В алхимии, куда ни шагни, всюду тайна. Да и сама она неразгаданная шарада. Бесхозное наследие пятнадцати веков.
— Пятнадцати? — удивился Люсин, почему-то считавший поиски философского камня заблуждением не столь древним.
— Если не больше, потому что мы не знаем почти ничего. Дата зарождения еретического искусства златоделания, равно как и его родина, скрыты в мареве киммерийских теней.
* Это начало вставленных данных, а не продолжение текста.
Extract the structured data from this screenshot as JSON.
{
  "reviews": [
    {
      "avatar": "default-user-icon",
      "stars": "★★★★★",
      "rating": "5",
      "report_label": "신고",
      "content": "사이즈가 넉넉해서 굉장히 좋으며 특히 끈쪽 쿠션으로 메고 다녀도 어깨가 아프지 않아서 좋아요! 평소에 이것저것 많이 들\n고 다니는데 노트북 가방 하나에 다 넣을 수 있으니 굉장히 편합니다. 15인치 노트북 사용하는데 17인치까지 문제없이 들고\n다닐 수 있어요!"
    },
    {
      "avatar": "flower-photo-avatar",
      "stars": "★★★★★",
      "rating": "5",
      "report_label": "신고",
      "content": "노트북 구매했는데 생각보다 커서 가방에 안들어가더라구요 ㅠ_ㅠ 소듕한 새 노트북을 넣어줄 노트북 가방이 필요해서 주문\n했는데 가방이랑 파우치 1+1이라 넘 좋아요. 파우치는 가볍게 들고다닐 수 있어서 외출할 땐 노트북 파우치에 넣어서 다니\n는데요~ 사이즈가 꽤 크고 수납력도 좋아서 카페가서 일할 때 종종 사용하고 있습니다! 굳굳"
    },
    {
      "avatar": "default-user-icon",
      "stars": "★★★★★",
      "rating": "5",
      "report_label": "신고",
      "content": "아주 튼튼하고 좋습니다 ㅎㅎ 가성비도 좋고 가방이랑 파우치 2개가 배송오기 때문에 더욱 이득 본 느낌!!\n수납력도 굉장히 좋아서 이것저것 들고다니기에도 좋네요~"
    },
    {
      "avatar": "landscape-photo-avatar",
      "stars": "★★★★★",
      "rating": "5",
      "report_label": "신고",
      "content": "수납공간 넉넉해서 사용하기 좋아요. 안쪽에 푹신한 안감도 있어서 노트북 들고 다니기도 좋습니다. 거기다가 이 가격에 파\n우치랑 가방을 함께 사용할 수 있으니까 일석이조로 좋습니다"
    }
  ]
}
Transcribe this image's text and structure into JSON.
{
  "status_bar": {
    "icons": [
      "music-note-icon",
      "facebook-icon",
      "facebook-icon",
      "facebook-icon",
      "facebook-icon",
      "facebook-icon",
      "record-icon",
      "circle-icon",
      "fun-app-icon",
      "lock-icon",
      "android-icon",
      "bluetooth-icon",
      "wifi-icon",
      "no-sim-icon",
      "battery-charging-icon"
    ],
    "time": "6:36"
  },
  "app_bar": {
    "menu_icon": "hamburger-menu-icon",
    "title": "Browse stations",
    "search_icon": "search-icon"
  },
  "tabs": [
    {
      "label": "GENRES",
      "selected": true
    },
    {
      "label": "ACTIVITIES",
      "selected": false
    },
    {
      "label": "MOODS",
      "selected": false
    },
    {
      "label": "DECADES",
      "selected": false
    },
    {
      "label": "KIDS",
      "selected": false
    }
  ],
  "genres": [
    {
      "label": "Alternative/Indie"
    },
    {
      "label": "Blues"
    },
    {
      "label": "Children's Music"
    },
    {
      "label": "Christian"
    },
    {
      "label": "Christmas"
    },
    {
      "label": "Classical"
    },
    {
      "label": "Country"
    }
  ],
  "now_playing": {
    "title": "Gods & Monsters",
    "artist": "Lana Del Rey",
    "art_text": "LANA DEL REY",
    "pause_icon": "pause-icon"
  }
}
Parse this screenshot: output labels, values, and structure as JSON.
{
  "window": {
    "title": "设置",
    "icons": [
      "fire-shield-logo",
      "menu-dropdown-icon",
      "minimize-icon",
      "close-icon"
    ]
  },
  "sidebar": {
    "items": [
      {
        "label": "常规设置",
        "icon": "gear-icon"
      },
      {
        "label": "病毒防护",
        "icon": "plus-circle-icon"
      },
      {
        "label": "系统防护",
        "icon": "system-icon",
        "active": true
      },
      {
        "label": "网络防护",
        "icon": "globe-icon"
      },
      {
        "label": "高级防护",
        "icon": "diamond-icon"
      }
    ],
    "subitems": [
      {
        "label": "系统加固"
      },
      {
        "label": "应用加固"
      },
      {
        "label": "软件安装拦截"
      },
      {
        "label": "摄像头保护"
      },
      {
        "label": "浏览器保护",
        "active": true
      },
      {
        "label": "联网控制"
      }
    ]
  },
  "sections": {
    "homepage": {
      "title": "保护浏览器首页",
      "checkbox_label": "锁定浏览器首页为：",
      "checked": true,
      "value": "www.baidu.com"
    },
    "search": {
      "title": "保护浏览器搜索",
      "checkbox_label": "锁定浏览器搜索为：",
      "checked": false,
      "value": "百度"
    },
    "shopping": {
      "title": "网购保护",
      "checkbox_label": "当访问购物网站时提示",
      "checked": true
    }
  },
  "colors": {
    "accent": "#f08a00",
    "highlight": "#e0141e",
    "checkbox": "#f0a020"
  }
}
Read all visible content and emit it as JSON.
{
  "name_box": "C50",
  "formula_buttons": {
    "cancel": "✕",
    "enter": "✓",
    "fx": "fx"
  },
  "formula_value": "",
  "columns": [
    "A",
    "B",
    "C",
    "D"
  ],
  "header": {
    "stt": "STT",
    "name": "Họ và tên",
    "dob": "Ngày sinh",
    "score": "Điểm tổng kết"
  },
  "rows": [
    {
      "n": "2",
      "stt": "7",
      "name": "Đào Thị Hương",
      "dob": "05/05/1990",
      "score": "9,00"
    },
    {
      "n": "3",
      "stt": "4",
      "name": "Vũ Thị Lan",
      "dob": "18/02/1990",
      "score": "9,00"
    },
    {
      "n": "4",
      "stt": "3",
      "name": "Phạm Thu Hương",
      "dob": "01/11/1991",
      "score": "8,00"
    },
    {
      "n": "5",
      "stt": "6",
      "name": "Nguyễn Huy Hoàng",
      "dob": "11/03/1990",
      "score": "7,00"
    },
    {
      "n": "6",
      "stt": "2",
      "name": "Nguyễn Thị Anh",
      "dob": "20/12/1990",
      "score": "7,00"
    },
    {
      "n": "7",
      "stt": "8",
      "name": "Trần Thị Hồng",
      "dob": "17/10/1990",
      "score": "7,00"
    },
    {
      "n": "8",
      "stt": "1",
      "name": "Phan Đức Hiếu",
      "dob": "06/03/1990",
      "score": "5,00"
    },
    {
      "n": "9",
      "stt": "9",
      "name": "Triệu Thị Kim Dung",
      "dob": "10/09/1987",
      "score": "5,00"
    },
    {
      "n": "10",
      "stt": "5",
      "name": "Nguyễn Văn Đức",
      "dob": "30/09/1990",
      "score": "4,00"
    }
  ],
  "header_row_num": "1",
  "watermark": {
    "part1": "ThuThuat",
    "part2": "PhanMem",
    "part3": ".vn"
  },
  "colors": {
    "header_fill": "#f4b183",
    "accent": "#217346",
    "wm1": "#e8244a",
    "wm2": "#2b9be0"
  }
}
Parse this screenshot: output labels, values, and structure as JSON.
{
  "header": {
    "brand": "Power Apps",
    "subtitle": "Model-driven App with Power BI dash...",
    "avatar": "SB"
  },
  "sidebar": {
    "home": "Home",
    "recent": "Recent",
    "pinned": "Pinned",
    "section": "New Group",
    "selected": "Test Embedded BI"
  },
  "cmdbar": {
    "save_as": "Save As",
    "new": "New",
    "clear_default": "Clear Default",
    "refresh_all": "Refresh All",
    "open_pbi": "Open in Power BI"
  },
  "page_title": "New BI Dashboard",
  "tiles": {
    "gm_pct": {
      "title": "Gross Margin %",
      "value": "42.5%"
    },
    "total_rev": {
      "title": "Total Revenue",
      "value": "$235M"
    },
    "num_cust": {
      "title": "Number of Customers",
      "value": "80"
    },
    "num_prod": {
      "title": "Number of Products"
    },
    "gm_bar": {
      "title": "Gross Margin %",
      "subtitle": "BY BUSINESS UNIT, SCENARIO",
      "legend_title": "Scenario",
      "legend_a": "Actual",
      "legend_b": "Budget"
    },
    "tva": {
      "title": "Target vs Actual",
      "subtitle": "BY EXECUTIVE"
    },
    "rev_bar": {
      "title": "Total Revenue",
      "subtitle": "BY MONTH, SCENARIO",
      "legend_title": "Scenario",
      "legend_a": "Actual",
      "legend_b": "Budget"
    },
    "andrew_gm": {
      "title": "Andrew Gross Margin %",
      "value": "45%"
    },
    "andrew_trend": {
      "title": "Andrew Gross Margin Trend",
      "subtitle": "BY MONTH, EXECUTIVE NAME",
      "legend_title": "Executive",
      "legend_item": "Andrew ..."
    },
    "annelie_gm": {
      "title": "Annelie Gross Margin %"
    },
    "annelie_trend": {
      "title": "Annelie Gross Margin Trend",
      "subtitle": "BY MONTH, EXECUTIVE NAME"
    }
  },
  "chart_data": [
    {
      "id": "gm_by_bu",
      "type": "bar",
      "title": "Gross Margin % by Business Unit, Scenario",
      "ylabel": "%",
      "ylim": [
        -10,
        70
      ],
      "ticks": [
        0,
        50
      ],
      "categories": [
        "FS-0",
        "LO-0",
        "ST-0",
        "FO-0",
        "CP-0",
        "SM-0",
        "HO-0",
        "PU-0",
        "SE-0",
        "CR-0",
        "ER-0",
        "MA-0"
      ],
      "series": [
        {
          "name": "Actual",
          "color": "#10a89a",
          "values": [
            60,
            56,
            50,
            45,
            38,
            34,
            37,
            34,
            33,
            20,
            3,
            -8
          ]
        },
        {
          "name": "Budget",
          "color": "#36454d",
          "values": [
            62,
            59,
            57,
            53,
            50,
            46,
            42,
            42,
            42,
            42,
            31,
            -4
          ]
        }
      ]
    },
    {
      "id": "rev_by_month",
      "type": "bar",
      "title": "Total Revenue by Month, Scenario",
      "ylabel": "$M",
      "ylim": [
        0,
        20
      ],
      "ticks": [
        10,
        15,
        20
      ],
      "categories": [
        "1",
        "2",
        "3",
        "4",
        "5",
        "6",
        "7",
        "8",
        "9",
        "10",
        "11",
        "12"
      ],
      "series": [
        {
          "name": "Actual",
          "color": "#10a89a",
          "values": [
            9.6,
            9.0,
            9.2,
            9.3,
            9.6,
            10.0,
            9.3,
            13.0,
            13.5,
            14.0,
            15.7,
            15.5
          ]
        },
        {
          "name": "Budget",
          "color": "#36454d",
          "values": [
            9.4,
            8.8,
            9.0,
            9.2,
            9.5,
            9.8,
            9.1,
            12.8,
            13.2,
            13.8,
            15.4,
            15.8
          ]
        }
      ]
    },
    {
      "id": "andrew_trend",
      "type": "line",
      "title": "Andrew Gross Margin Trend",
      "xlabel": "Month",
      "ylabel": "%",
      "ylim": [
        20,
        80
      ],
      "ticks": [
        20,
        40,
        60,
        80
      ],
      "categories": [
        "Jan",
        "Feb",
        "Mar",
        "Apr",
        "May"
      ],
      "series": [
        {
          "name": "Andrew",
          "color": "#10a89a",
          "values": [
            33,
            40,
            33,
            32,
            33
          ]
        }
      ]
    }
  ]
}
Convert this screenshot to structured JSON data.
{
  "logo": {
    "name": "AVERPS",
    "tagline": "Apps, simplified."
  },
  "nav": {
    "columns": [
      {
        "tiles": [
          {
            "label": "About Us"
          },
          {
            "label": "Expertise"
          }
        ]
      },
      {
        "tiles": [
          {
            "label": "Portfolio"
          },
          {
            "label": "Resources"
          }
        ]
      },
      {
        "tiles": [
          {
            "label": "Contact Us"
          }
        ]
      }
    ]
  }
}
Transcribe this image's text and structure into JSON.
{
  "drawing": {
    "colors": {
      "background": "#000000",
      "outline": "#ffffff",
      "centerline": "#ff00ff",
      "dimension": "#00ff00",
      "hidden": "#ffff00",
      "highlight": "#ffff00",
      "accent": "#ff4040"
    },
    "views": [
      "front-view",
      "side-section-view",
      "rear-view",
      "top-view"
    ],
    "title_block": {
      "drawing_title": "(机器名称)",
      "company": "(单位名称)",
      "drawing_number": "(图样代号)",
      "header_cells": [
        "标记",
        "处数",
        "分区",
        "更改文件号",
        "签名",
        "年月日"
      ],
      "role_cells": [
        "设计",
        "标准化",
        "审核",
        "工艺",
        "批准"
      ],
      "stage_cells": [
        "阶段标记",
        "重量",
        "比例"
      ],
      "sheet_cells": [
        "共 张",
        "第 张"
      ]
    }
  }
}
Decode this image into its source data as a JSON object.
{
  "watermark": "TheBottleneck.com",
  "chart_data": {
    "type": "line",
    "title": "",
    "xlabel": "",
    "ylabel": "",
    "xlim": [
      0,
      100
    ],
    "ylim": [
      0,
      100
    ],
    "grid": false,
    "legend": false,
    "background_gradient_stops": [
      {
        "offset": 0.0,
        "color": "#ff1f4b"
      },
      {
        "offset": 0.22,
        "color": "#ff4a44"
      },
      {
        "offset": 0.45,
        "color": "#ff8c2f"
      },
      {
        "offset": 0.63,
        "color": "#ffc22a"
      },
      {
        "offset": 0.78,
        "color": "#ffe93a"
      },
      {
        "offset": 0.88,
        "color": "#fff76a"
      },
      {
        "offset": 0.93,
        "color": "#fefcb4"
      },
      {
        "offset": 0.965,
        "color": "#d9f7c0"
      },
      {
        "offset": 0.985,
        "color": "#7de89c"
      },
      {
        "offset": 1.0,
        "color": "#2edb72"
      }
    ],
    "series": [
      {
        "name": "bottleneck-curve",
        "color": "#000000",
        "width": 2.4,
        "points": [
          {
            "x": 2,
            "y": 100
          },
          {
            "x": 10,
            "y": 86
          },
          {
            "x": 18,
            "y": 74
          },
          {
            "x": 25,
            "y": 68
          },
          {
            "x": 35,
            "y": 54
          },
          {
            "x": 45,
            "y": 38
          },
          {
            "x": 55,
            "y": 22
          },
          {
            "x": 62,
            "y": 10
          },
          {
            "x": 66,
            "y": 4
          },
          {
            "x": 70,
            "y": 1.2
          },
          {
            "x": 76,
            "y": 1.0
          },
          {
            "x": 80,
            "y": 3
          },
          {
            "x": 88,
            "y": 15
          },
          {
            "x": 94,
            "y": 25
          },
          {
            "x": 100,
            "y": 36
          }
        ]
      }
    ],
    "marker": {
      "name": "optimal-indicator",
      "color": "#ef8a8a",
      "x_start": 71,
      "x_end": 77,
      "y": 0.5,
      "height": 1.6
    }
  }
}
— Где-то я встречал это слово!
— В записях Георгия Мартыновича, надо думать. Этот термин часто употребляется в связи с великим деянием. Киммерия — страна вечного Мрака где-то на краю Океана, у врат преисподней. Но это отнюдь не значит, что истоки алхимии мы должны искать в древнегреческих мифах, хотя к ее ореолу равно причастны и сумеречные пространства Аида, и зловещие огни Дантова ада [65].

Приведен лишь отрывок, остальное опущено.